Stellungnahme von Bischof Joachim Reinelt zum Kriegsbeginn im Irak

Dresden, 20.03.2003 (KPI): Liebt eure Feinde. Tut Gutes denen, die euch hassen. Betet für die, die euch verfolgen. – Das ist unser Evangelium! Das sind die Worte Christi. Krieg aber ist das Gegenteil! Freilich sucht man sich zu rechtfertigen mit der Notwendigkeit, ein brutales System zu beseitigen.

Um ein Regime zu entmachten, muss nicht nach dem Mittel des Krieges gegriffen werden. Die Geschichte hat immer wieder bewiesen, dass Verhandlungen die humanste Methode zu Konfliktbewältigungen sind. Freilich ist zu diesem Weg langer Atem mit viel, viel Geduld erforderlich. Schnelle Lösungen sind nur Augenblickslösungen und haben fast immer jahrelange Gegenreaktionen zur Folge.

Wir beklagen deshalb den Abbruch der teilweise sehr erfolgreichen Bemühungen der UNO. Wir beklagen den Ausbruch des Krieges im Irak mit seinen unabsehbaren Folgen.

Wir hoffen, dass von jetzt an der Krieg nicht wieder zu einem „normalen“ Mittel der Politik wird. Für uns ist Psalm 72 maßgebend: Frieden für das Volk. Gerechtigkeit blühe auf in seinen Tagen und großer Friede.
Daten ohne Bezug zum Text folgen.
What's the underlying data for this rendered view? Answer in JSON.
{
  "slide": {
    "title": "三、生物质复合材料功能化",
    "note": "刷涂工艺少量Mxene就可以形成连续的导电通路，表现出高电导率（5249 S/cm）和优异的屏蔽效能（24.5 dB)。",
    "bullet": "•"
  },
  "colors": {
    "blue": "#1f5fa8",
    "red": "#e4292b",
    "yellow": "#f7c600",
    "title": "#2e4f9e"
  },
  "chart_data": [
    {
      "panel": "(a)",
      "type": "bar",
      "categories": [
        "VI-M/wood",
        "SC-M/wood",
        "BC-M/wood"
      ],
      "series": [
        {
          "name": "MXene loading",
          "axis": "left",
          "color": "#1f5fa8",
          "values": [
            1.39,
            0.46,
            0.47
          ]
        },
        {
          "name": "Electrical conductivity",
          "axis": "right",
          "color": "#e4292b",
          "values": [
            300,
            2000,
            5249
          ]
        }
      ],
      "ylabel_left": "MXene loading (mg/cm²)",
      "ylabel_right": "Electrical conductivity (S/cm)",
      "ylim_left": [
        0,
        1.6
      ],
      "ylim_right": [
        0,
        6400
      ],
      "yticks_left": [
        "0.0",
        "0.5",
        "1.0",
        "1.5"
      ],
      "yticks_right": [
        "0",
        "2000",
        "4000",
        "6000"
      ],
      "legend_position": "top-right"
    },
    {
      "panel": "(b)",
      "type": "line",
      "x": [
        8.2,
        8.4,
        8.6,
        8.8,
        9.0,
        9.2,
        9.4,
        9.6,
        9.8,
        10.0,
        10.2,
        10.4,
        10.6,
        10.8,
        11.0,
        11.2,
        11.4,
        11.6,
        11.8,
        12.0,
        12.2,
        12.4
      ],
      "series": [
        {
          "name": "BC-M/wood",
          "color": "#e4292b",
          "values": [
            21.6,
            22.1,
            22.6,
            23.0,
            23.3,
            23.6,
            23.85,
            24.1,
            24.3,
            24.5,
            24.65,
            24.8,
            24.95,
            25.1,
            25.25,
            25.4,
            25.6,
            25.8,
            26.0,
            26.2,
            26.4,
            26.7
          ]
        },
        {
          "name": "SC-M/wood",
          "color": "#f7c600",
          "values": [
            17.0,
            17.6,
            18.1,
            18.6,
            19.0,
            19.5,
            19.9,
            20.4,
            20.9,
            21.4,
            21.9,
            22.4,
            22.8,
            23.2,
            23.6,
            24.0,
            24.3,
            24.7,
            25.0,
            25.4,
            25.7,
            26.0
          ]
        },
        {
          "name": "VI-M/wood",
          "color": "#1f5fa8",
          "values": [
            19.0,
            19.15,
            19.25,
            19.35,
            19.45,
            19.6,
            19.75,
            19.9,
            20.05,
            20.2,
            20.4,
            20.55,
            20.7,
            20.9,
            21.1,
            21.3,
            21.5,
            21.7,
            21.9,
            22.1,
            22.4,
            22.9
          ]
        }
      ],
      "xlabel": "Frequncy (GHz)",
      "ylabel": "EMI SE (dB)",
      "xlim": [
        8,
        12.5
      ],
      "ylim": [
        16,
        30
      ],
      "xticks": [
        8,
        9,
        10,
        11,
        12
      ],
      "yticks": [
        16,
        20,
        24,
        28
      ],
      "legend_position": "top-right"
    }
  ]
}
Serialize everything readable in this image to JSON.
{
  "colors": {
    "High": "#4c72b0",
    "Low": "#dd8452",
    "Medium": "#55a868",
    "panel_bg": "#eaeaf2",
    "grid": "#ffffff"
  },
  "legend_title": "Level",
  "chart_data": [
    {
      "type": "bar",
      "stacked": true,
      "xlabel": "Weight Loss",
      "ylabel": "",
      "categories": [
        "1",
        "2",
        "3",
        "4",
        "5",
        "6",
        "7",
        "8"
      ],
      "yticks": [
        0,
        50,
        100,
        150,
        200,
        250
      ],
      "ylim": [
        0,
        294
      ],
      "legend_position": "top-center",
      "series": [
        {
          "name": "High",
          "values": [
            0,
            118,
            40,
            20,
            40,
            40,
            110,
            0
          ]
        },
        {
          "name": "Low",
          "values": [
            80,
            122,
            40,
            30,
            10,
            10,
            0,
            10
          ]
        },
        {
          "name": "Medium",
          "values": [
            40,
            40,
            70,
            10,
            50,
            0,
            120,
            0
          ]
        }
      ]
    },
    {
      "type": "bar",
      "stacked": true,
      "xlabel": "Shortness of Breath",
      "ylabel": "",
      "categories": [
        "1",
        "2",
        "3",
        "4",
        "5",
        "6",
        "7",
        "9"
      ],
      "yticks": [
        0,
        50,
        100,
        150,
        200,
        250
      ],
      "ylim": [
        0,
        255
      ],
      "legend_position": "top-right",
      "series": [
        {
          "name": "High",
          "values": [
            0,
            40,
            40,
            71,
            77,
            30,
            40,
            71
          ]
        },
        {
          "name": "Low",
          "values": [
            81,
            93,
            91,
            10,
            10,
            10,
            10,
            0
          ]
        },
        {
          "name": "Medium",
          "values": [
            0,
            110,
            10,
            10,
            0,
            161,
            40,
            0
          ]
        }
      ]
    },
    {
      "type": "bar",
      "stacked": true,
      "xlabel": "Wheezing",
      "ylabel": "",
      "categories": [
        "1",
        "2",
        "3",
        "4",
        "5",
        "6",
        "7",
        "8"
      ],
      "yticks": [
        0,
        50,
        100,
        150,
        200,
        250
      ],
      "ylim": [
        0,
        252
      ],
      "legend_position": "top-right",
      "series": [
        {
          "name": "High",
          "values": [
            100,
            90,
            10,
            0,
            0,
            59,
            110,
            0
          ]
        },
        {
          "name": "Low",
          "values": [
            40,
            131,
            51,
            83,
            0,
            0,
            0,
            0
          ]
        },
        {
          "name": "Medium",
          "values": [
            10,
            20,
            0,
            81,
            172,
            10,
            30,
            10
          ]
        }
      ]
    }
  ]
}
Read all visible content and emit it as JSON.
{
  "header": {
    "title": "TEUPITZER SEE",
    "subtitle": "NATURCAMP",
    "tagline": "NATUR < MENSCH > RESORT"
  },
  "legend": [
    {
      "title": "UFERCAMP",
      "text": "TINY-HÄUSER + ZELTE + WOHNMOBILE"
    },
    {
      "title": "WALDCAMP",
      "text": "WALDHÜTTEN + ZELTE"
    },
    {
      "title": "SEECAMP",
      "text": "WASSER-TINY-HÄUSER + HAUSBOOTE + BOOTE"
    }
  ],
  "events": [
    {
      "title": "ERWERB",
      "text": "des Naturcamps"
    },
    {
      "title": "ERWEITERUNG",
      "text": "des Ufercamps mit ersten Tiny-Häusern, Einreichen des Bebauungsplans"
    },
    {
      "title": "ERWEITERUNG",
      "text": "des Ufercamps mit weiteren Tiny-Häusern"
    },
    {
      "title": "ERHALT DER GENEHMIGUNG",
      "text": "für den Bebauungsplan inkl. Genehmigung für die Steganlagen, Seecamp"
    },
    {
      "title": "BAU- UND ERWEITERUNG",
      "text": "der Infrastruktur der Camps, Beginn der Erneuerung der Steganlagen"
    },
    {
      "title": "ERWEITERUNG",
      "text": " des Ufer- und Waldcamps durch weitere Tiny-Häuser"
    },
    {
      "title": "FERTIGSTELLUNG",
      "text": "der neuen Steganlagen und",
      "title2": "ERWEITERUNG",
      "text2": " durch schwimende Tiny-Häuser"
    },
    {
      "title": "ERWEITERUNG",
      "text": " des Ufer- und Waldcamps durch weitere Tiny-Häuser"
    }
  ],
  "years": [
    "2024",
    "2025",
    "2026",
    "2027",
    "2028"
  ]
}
Wir müssen bedenken: Krieg beginnt nie erst, wenn geschossen wird. Krieg beginnt mit der bösen Saat des Hasses. Wer sich Feindbilder züchtet, macht den ersten Schritt zum Krieg. Die diktatorischen Hasstiraden von Hussein und seinen Anhängern dürfen wir nicht mit Hass beantworten, sondern mit dem entschiedenen Willen zum Frieden.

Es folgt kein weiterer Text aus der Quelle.